What Is Code, Anyway?
So if everyone agrees that LOC has never been a good proxy for productivity or quality—and probably now less than ever—, what is important and how to measure productivity?
Arnaud Porterie (founder of the late Echoes HQ) dedicated much of his career to evangelizing tech teams on this topic, chasing the key metrics that might make a difference. He admits he hasn’t found a definitive framework: too many moving parts exist in each company to generalize into a universal recipe. But he’s clear on one thing: LOC ain’t part of it. For Stan Girard from Quivr, the importance of measuring the entire process has become paramount. Sure, shipping fast is the obvious upside of AI-coding. But unless it’s a fire-and-forget service or a quick demo prototype, the real question is: what’s the overall cost of the code—and, obviously, the cost of legacy?

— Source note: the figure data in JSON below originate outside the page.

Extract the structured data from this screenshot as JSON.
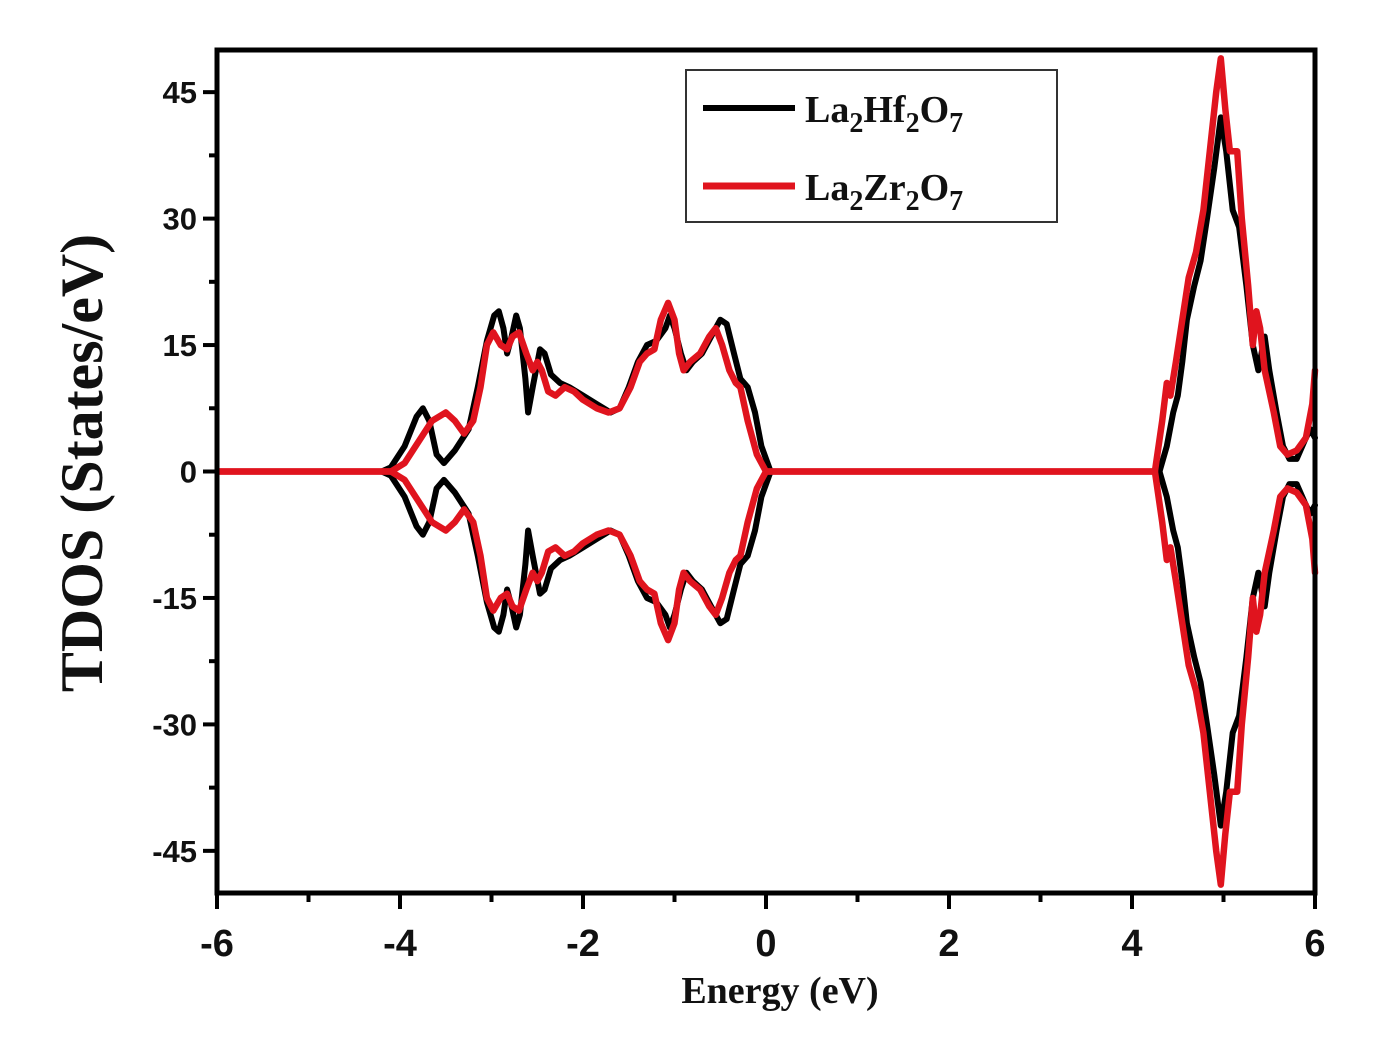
{
  "chart_data": {
    "type": "line",
    "title": "",
    "xlabel": "Energy (eV)",
    "ylabel": "TDOS (States/eV)",
    "xlim": [
      -6,
      6
    ],
    "ylim": [
      -50,
      50
    ],
    "xticks": [
      -6,
      -4,
      -2,
      0,
      2,
      4,
      6
    ],
    "xtick_labels": [
      "-6",
      "-4",
      "-2",
      "0",
      "2",
      "4",
      "6"
    ],
    "yticks": [
      45,
      30,
      15,
      0,
      -15,
      -30,
      -45
    ],
    "ytick_labels": [
      "45",
      "30",
      "15",
      "0",
      "-15",
      "-30",
      "-45"
    ],
    "grid": false,
    "legend_position": "upper right",
    "symmetric_spin_down": true,
    "series": [
      {
        "name": "La2Hf2O7",
        "legend": {
          "base": "La",
          "s1": "2",
          "mid": "Hf",
          "s2": "2",
          "end": "O",
          "s3": "7"
        },
        "color": "#000000",
        "x": [
          -6,
          -4.2,
          -4.1,
          -3.95,
          -3.82,
          -3.75,
          -3.68,
          -3.6,
          -3.52,
          -3.4,
          -3.25,
          -3.15,
          -3.05,
          -2.97,
          -2.92,
          -2.87,
          -2.83,
          -2.78,
          -2.73,
          -2.69,
          -2.63,
          -2.6,
          -2.55,
          -2.47,
          -2.42,
          -2.35,
          -2.25,
          -2.15,
          -2.0,
          -1.85,
          -1.7,
          -1.6,
          -1.5,
          -1.4,
          -1.3,
          -1.2,
          -1.1,
          -1.05,
          -1.0,
          -0.93,
          -0.87,
          -0.8,
          -0.7,
          -0.6,
          -0.5,
          -0.43,
          -0.35,
          -0.28,
          -0.2,
          -0.12,
          -0.05,
          0.05,
          4.3,
          4.38,
          4.45,
          4.5,
          4.55,
          4.6,
          4.68,
          4.75,
          4.82,
          4.9,
          4.97,
          5.03,
          5.1,
          5.17,
          5.25,
          5.32,
          5.38,
          5.45,
          5.5,
          5.58,
          5.65,
          5.72,
          5.8,
          5.9,
          5.95,
          6.0
        ],
        "y": [
          0,
          0,
          0.5,
          3,
          6.5,
          7.5,
          6,
          2,
          1,
          2.5,
          5,
          10,
          15.5,
          18.5,
          19,
          17,
          14,
          16,
          18.5,
          17,
          11,
          7,
          10,
          14.5,
          14,
          11.5,
          10.5,
          10,
          9,
          8,
          7,
          7.5,
          10,
          13,
          15,
          15.5,
          17,
          18.5,
          17,
          14,
          12,
          13,
          14,
          16,
          18,
          17.5,
          14,
          11,
          10,
          7,
          3,
          0,
          0,
          3,
          7,
          9,
          13,
          18,
          22,
          25,
          30,
          36,
          42,
          38,
          31,
          29,
          22,
          15,
          12,
          16,
          12,
          7,
          3,
          1.5,
          1.5,
          4,
          5,
          4
        ]
      },
      {
        "name": "La2Zr2O7",
        "legend": {
          "base": "La",
          "s1": "2",
          "mid": "Zr",
          "s2": "2",
          "end": "O",
          "s3": "7"
        },
        "color": "#e0141e",
        "x": [
          -6,
          -4.1,
          -3.95,
          -3.8,
          -3.65,
          -3.5,
          -3.4,
          -3.3,
          -3.2,
          -3.12,
          -3.05,
          -2.98,
          -2.9,
          -2.83,
          -2.77,
          -2.7,
          -2.62,
          -2.55,
          -2.5,
          -2.45,
          -2.38,
          -2.3,
          -2.2,
          -2.1,
          -2.0,
          -1.85,
          -1.72,
          -1.6,
          -1.48,
          -1.38,
          -1.3,
          -1.22,
          -1.15,
          -1.07,
          -1.0,
          -0.95,
          -0.9,
          -0.83,
          -0.72,
          -0.62,
          -0.55,
          -0.48,
          -0.4,
          -0.33,
          -0.28,
          -0.2,
          -0.1,
          0,
          4.25,
          4.33,
          4.38,
          4.42,
          4.48,
          4.55,
          4.62,
          4.7,
          4.78,
          4.85,
          4.92,
          4.97,
          5.02,
          5.07,
          5.15,
          5.2,
          5.27,
          5.32,
          5.36,
          5.4,
          5.45,
          5.55,
          5.62,
          5.7,
          5.8,
          5.9,
          5.97,
          6.0
        ],
        "y": [
          0,
          0,
          1,
          3.5,
          6,
          7,
          6,
          4.5,
          6,
          10,
          15,
          16.5,
          15,
          14.5,
          16,
          16.5,
          14,
          12,
          13,
          12,
          9.5,
          9,
          10,
          9.5,
          8.5,
          7.5,
          7,
          7.5,
          10,
          13,
          14,
          14.5,
          18,
          20,
          18,
          14,
          12,
          13,
          14,
          16,
          17,
          15,
          12,
          10.5,
          10,
          6,
          2,
          0,
          0,
          6,
          10.5,
          9,
          13,
          18,
          23,
          26,
          31,
          38,
          45,
          49,
          43,
          38,
          38,
          30,
          22,
          15,
          19,
          17,
          12,
          7,
          3,
          2,
          2.5,
          4,
          8,
          12
        ]
      }
    ]
  }
}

Gergely Orosz and Laura Tacho from The Pragmatic Engineer recently published a comprehensive analysis of AI’s impact: a goldmine of insights and recommendations for tracking smart, useful metrics before and after AI adoption. Interestingly enough, their survey of 18 tier-1 US companies highlights the lack of consensus on what actually matters, even though no genuinely new metric has emerged. PR throughput, deployment frequency, PR cycle time, lead time for changes—all remain the same. You could conclude that measuring an agent’s productivity is about as close as it gets to measuring a SWE made of flesh: it’s tough!
Ultimately, in Meta’s or Anthropic’s defense, even if they wanted to brag about their productivity from a more honest and substantial perspective, there’s still no Bill James game score for engineering. So yes, the percentage of AI-generated code may be deceiving and irrelevant—but it’s a pretty clever thing to say out loud. As we noted last week, SWE benchmarks are at best the least-worst way to measure accuracy or quality. Claiming you already rely significantly on your own models at scale—and given that these frontier labs aren’t exactly staffed with chumps—makes for a powerful punchline and a great sales pitch. Hats off 🎩.